As an action, you can temporarily dismiss your familiar. It disappears into a pocket dimension where it awaits your summons. Alternatively, you can dismiss it forever. As an action while it is temporarily dismissed, you can cause it to reappear in any unoccupied space within 30 feet of you.
  • HELL NO! If you don't want your familiar around, find somewhere to hide it. None of this blinking out conveniently bullshit. Also, this is just an excuse to give the thing a free short-range teleport ability.

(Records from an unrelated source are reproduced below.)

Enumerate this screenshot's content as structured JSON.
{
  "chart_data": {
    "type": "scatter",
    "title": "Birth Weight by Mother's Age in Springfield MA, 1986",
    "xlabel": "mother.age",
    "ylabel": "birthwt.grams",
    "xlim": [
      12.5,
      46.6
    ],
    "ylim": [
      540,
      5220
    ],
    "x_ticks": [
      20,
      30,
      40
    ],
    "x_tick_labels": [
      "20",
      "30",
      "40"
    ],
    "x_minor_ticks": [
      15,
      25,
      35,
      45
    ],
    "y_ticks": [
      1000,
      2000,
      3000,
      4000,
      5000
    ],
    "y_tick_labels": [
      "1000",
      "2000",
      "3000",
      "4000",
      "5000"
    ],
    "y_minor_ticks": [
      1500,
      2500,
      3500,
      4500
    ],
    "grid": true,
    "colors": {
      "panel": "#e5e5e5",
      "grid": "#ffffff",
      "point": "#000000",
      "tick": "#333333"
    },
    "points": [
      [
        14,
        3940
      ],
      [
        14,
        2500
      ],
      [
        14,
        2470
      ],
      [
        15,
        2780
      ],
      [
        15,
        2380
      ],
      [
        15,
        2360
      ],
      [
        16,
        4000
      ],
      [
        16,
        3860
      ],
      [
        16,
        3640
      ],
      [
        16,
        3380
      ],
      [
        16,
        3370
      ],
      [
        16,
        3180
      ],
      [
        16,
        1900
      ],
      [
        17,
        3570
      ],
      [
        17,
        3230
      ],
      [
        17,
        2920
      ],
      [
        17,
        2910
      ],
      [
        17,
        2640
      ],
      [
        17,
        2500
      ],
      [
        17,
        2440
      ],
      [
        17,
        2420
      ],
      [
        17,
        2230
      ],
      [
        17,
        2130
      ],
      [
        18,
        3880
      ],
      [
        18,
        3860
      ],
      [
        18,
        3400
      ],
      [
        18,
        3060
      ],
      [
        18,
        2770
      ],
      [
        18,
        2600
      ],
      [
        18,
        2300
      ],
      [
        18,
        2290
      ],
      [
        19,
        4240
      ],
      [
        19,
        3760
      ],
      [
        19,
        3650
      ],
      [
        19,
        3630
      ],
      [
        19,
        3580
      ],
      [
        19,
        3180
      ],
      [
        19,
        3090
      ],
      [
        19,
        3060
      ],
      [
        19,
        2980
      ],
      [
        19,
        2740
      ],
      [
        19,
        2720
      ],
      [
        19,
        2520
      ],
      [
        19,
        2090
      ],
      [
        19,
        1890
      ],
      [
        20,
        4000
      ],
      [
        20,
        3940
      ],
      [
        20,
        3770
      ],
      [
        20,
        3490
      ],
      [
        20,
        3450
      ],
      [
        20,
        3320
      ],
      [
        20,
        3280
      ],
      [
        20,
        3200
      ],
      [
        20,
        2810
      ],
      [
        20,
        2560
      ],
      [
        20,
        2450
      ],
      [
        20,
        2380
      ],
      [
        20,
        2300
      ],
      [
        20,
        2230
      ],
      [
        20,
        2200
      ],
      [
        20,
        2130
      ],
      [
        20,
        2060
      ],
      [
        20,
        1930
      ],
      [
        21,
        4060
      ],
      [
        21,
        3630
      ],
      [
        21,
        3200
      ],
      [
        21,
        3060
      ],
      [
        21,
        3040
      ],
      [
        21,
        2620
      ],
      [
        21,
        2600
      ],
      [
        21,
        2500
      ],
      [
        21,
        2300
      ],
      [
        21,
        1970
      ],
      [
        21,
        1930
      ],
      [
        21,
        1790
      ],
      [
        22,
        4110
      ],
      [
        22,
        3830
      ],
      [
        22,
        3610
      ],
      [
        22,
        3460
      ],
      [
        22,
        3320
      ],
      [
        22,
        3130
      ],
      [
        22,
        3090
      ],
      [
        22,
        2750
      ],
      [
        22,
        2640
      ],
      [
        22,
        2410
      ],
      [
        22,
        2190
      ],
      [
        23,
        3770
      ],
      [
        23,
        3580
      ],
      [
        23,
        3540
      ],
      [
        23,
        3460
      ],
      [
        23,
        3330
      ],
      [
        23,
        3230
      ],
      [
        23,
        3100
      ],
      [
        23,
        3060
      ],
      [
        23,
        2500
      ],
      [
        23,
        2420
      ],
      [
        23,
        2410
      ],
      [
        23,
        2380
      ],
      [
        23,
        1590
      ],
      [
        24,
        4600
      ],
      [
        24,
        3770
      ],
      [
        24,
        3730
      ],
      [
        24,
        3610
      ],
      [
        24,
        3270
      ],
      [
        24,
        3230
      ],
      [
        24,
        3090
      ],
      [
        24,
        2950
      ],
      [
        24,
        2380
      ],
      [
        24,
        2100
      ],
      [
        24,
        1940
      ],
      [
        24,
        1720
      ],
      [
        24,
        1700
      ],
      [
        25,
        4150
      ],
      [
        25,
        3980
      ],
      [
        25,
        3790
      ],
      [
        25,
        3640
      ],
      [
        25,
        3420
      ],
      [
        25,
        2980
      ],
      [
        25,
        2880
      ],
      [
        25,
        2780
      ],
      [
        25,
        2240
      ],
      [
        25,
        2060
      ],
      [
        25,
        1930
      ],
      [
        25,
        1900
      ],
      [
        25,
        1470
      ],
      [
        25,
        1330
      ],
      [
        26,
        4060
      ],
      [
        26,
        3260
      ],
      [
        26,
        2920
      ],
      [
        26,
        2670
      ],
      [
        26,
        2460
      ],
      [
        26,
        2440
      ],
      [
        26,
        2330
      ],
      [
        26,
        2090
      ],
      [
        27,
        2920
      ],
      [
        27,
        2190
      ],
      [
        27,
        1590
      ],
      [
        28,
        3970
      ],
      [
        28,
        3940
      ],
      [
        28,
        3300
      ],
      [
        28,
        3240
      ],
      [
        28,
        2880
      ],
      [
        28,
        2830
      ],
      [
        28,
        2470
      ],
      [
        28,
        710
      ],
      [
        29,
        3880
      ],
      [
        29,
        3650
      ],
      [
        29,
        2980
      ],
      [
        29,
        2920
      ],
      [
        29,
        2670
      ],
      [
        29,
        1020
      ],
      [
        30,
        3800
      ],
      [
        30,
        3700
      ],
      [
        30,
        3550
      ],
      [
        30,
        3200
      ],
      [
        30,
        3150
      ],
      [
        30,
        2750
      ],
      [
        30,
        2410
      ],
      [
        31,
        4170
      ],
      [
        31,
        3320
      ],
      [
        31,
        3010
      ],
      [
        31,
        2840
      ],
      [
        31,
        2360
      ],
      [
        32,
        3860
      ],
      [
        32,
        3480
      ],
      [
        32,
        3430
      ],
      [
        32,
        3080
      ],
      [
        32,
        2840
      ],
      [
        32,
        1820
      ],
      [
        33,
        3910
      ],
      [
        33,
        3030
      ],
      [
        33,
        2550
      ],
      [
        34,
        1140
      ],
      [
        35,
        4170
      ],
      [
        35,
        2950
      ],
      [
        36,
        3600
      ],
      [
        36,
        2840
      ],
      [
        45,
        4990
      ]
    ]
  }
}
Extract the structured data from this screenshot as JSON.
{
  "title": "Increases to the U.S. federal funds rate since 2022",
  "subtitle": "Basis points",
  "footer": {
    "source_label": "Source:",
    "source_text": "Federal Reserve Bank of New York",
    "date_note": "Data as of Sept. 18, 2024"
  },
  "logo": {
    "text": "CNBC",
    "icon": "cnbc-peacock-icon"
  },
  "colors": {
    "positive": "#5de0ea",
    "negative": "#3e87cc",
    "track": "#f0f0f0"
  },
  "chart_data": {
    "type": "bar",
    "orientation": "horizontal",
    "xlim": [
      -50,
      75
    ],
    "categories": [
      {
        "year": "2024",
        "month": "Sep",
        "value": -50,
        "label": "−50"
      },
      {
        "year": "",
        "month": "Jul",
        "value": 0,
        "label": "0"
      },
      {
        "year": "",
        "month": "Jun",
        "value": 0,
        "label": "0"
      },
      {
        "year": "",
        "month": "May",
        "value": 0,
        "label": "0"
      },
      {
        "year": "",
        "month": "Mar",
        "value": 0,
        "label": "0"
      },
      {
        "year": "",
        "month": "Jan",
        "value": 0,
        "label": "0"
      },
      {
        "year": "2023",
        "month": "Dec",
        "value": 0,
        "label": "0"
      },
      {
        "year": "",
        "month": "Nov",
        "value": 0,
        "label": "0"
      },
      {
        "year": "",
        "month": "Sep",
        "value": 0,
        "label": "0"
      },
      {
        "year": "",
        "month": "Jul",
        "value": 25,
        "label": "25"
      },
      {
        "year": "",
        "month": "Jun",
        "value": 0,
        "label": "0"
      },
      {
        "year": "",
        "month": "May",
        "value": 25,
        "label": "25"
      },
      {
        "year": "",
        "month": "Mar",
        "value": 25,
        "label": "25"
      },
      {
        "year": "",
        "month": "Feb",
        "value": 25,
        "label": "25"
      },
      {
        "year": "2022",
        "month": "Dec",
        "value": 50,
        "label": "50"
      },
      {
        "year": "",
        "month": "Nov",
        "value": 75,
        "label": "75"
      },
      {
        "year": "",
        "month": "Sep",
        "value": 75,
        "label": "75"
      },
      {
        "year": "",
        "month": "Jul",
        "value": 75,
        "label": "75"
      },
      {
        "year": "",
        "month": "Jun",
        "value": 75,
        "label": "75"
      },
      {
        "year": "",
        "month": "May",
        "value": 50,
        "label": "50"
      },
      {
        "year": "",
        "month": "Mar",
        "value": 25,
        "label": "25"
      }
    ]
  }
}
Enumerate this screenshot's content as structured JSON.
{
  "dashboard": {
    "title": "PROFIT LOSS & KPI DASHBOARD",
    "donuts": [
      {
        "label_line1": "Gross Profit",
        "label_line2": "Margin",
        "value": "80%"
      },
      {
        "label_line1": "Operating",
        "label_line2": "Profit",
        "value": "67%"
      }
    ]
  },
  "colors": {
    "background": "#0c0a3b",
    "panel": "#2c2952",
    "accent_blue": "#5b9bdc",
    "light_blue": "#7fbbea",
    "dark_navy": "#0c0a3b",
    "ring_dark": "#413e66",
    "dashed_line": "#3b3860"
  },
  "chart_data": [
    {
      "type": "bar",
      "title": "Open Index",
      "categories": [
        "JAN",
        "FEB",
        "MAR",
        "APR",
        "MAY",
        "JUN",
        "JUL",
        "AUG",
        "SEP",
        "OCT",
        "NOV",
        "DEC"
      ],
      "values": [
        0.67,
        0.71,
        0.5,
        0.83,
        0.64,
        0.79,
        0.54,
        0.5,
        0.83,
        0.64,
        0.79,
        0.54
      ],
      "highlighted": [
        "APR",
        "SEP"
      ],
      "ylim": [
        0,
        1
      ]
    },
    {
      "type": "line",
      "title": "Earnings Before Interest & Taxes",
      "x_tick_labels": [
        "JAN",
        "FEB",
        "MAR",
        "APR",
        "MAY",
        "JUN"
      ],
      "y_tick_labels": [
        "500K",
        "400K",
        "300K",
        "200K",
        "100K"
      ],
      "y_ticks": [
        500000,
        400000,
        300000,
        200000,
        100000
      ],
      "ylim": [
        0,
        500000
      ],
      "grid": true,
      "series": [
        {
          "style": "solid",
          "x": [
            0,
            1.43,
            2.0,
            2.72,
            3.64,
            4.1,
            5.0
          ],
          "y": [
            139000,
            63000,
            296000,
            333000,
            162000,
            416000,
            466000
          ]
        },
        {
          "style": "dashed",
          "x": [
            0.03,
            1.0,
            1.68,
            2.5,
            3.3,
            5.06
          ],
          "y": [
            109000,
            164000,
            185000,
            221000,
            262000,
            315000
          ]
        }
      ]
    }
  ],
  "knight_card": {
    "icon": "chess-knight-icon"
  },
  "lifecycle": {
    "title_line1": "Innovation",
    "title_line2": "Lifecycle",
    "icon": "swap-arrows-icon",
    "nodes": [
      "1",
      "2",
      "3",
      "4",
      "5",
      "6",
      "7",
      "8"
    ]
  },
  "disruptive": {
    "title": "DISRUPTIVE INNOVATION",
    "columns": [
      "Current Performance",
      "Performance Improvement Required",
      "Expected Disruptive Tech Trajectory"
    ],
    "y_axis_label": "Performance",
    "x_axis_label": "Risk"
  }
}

You can't have more than one familiar at a time. If you cast this spell while you already have a familiar, you instead cause it to adopt a new form. Choose one of the forms from the above list. Your familiar transforms into the chosen creature.
  •  I think not. Once you've summoned a familiar, it stays in the vessel you summoned it into until it's released either voluntarily or through the death of the vessel.
Finally, when you cast a spell with a range of touch, your familiar can deliver the spell as if it had cast the !spell. Your familiar must be within 100 feet of you, and Tit must use its reaction to deliver the spell when you cast it. If the spell requires an attack roll, you use your attack modifier for the roll.
  •  Tchyeah, riiiiight...... by which I mean, of course, FUCK NO! This is a first level spell, for fuck's sake. This ability to redirect one's magic is way too powerful for a spell of that level.
There's so much wrongness here that I may as well just rewrite the whole bloody thing. I suspect that this won't be the only new spell definition I'll have problems with, but one step at a time.